= Max Lytvyn =

Ukrainian IT entrepreneur

Max Lytvyn (Ukrainian: Макс Литвин) is a Ukrainian programmer and billionaire, co-founder of Grammarly.

== Biography ==
He studied at the English-language International Christian University (a Kyiv higher education institution that existed until 2013).

In 2004, he went to study at the University of Toronto for a master's program.

In 2004, together with Oleksiy Shevchenko, he launched his first company, MyDropbox in Toronto. Their service checked student papers for plagiarism. By 2007, it was used by 800 universities.
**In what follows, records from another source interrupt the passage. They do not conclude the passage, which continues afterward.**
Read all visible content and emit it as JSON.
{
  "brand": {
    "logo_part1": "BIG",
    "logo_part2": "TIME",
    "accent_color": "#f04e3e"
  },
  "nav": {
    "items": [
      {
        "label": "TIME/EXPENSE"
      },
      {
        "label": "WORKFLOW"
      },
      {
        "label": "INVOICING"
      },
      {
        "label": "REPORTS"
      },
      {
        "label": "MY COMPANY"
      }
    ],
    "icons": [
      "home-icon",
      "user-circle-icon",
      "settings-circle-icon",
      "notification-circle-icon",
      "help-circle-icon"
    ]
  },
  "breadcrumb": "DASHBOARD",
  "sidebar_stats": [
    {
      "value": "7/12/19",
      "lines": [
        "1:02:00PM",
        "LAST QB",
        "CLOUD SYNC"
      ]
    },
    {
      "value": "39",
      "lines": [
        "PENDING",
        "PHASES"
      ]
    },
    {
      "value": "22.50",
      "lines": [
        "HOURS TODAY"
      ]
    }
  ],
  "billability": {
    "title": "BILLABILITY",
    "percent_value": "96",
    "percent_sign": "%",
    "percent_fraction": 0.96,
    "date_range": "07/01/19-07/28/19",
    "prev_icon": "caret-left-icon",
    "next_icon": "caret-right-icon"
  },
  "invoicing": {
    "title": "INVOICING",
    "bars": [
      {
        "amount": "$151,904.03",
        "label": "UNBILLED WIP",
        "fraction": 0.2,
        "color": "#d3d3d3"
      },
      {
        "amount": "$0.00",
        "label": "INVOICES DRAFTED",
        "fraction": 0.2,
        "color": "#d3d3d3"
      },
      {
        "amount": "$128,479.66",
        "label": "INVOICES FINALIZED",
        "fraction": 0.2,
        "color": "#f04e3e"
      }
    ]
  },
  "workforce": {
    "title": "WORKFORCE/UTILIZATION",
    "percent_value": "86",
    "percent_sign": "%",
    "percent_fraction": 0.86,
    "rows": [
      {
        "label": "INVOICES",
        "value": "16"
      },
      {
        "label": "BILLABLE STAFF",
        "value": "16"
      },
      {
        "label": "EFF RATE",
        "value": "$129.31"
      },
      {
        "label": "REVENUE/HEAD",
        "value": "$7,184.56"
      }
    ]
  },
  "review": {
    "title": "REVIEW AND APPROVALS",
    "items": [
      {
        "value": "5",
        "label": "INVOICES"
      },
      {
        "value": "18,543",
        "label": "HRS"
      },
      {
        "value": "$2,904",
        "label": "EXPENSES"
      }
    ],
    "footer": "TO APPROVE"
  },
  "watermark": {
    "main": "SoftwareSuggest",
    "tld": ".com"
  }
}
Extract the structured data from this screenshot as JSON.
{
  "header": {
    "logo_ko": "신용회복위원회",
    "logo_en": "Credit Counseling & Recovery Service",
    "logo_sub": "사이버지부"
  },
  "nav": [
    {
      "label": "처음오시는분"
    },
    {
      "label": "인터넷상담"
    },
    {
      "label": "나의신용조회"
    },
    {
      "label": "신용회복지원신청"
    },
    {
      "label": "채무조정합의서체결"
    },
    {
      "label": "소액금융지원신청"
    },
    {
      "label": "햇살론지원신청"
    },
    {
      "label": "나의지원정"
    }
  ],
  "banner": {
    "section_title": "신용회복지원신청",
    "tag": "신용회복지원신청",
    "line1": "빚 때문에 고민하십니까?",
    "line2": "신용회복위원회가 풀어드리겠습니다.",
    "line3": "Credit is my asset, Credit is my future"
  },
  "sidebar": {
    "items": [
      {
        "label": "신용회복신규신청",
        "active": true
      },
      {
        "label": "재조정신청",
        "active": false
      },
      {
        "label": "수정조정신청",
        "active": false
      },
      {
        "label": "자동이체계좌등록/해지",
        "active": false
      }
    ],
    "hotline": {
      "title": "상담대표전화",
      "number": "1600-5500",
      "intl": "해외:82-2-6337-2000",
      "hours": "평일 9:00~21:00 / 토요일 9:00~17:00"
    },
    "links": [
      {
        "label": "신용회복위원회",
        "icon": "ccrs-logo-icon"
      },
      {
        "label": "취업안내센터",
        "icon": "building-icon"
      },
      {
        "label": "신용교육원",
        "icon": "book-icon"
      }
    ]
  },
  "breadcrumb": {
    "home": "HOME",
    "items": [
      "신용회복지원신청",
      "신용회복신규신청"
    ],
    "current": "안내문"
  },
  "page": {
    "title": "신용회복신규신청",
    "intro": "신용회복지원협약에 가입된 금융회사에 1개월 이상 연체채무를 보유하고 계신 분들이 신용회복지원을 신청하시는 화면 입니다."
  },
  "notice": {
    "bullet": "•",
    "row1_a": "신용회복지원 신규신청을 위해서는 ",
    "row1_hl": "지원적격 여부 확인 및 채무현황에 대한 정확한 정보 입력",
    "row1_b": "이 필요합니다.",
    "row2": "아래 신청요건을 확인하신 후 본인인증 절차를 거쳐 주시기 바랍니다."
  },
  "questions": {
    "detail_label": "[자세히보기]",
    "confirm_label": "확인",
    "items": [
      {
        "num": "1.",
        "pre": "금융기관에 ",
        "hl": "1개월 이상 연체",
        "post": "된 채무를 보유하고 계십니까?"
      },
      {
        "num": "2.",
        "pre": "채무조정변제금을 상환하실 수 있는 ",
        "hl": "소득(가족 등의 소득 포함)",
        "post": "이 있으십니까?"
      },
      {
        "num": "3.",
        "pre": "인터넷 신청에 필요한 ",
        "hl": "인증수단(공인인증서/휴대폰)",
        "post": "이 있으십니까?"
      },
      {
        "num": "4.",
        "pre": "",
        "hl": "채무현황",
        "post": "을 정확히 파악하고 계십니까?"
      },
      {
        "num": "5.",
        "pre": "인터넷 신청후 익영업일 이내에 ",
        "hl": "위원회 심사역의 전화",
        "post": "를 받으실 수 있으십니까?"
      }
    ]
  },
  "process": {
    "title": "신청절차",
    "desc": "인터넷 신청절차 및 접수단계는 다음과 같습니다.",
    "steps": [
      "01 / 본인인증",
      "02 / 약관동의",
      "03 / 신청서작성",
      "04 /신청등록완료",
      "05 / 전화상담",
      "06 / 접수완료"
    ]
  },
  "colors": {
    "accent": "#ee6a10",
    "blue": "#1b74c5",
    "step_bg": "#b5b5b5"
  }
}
A year later, Shevchenko and Lytvyn sold the service to Blackboard. Under the agreement, Max worked at Blackboard for another two years.

In 2009, together with Oleksiy Shevchenko and Dmytro Lider, he founded Grammarly — an online service for checking English text spelling and grammar. In 2019, the company became valued at $1 billion. In 2021 — $13 billion.

== Net worth ==
- In 2020, Max Lytvyn's net worth was $250 million, ranking 36th on the Forbes list of the richest Ukrainians.
- In 2022, Max Lytvyn's net worth was $4 billion (in February) and $2.3 billion (in December), ranking 2nd on the Forbes list of the richest Ukrainians.
- In 2023, "NV. Business" estimated Max Lytvyn's net worth at $865 million. He ranked 7th on the list of the richest Ukrainians.